06Dec 2014

What flavors does the lithium ion battery come with? The answer is: quite a few. They represent the various combinations of materials that are used for the two electrodes, the anode and the cathode.

It turns out the available choices for the anode are quite limited. Different forms of carbon, in particular graphite, are the common choice in all commercial applications. Silicon and silicon-carbon composites as well as tin are candidates for future anode materials but they are not presently in wide commercial use.

But the cathode has enjoyed a longer list of candidate materials, typically known by their acronyms.  All of these materials are lithium metal composite alloys, with many them using heavy metals such as cobalt and nickel.Each material seems to fit a particular application. Lithium-cobalt-oxide (LCO) is most commonly used in applications where high energy density and high capacity are needed, in particular mobile devices. Lithium-iron-phosphate (LFP) is of particular interest to the automotive industry especially in China. Its safety, long cycle life and low cost make it attractive to electric vehicles. Nickel and manganese composites have been rather limited in their utilization primarily due to cost considerations. For example, the Tesla Model S uses 18650 cells made by Panasonic with nickel-cobalt-aluminum (NCA) alloy for the cathode material.
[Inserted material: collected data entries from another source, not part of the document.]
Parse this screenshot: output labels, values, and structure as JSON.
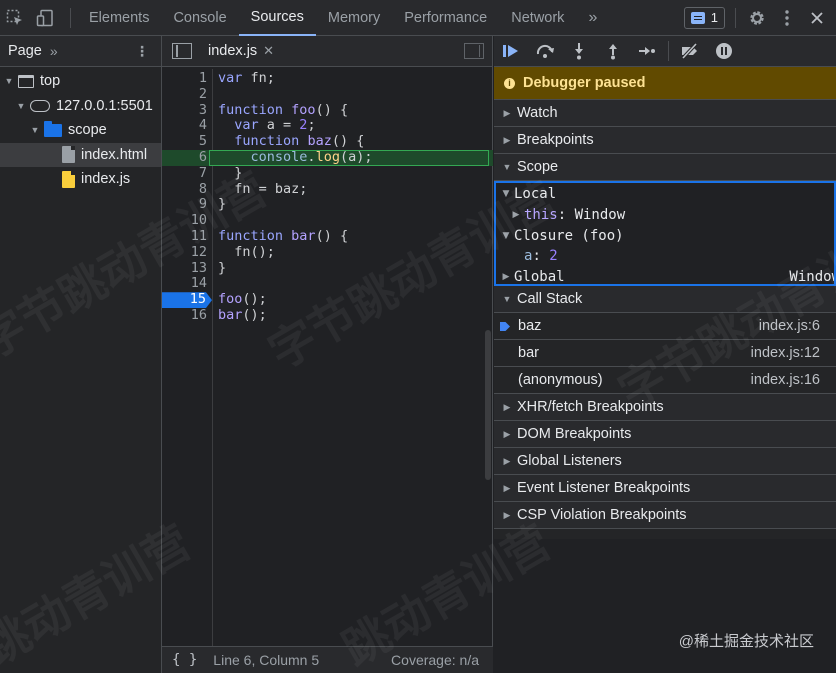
{
  "toolbar": {
    "tabs": [
      "Elements",
      "Console",
      "Sources",
      "Memory",
      "Performance",
      "Network"
    ],
    "active_tab": "Sources",
    "issues_count": "1",
    "icons": [
      "inspect-icon",
      "device-toggle-icon",
      "more-tabs-icon",
      "issues-icon",
      "gear-icon",
      "kebab-icon",
      "close-icon"
    ]
  },
  "navigator": {
    "tab": "Page",
    "tree": [
      {
        "label": "top",
        "icon": "frame-icon"
      },
      {
        "label": "127.0.0.1:5501",
        "icon": "cloud-icon"
      },
      {
        "label": "scope",
        "icon": "folder-icon"
      },
      {
        "label": "index.html",
        "icon": "html-file-icon"
      },
      {
        "label": "index.js",
        "icon": "js-file-icon"
      }
    ]
  },
  "editor": {
    "file_tab": "index.js",
    "lines": [
      {
        "n": "1",
        "code": "var fn;"
      },
      {
        "n": "2",
        "code": ""
      },
      {
        "n": "3",
        "code": "function foo() {"
      },
      {
        "n": "4",
        "code": "  var a = 2;"
      },
      {
        "n": "5",
        "code": "  function baz() {"
      },
      {
        "n": "6",
        "code": "    console.log(a);"
      },
      {
        "n": "7",
        "code": "  }"
      },
      {
        "n": "8",
        "code": "  fn = baz;"
      },
      {
        "n": "9",
        "code": "}"
      },
      {
        "n": "10",
        "code": ""
      },
      {
        "n": "11",
        "code": "function bar() {"
      },
      {
        "n": "12",
        "code": "  fn();"
      },
      {
        "n": "13",
        "code": "}"
      },
      {
        "n": "14",
        "code": ""
      },
      {
        "n": "15",
        "code": "foo();"
      },
      {
        "n": "16",
        "code": "bar();"
      }
    ],
    "status": {
      "braces": "{ }",
      "position": "Line 6, Column 5",
      "coverage": "Coverage: n/a"
    }
  },
  "debugger": {
    "paused_banner": "Debugger paused",
    "sections": {
      "watch": "Watch",
      "breakpoints": "Breakpoints",
      "scope": "Scope",
      "call_stack": "Call Stack"
    },
    "scope": {
      "local": "Local",
      "this_key": "this",
      "this_val": "Window",
      "closure": "Closure (foo)",
      "a_key": "a",
      "a_val": "2",
      "global": "Global",
      "global_val": "Window"
    },
    "call_stack": [
      {
        "name": "baz",
        "loc": "index.js:6"
      },
      {
        "name": "bar",
        "loc": "index.js:12"
      },
      {
        "name": "(anonymous)",
        "loc": "index.js:16"
      }
    ],
    "more_sections": [
      "XHR/fetch Breakpoints",
      "DOM Breakpoints",
      "Global Listeners",
      "Event Listener Breakpoints",
      "CSP Violation Breakpoints"
    ]
  },
  "watermarks": [
    "字节跳动青训营",
    "字节跳动青训营",
    "跳动青训营",
    "跳动青训营",
    "字节跳动青训营"
  ],
  "credit": "@稀土掘金技术社区",
  "colors": {
    "accent": "#8ab4f8",
    "breakpoint": "#1a73e8",
    "exec_line": "#1e4a2b",
    "paused_bg": "#614a00"
  }
}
Another salient difference between these materials is their open circuit voltage; in other words, how their terminal voltage varies with the amount of charge stored in the cell (the state of charge or SOC). The graph below shows that dependence during charging. As more charge is added to the battery, its terminal voltage rises.

One will quickly notice that LFP has the lowest average voltage, near 3.2V, considerably lower than the voltage for NMC or LCO, both hovering near 3.7V. In fact, modern cells made with LCO have a maximum voltage of 4.35V, up from 4.2V, thus raising the average voltage to 3.8V. This higher voltage, and consequently higher energy, makes LCO an attractive material for use in mobile devices.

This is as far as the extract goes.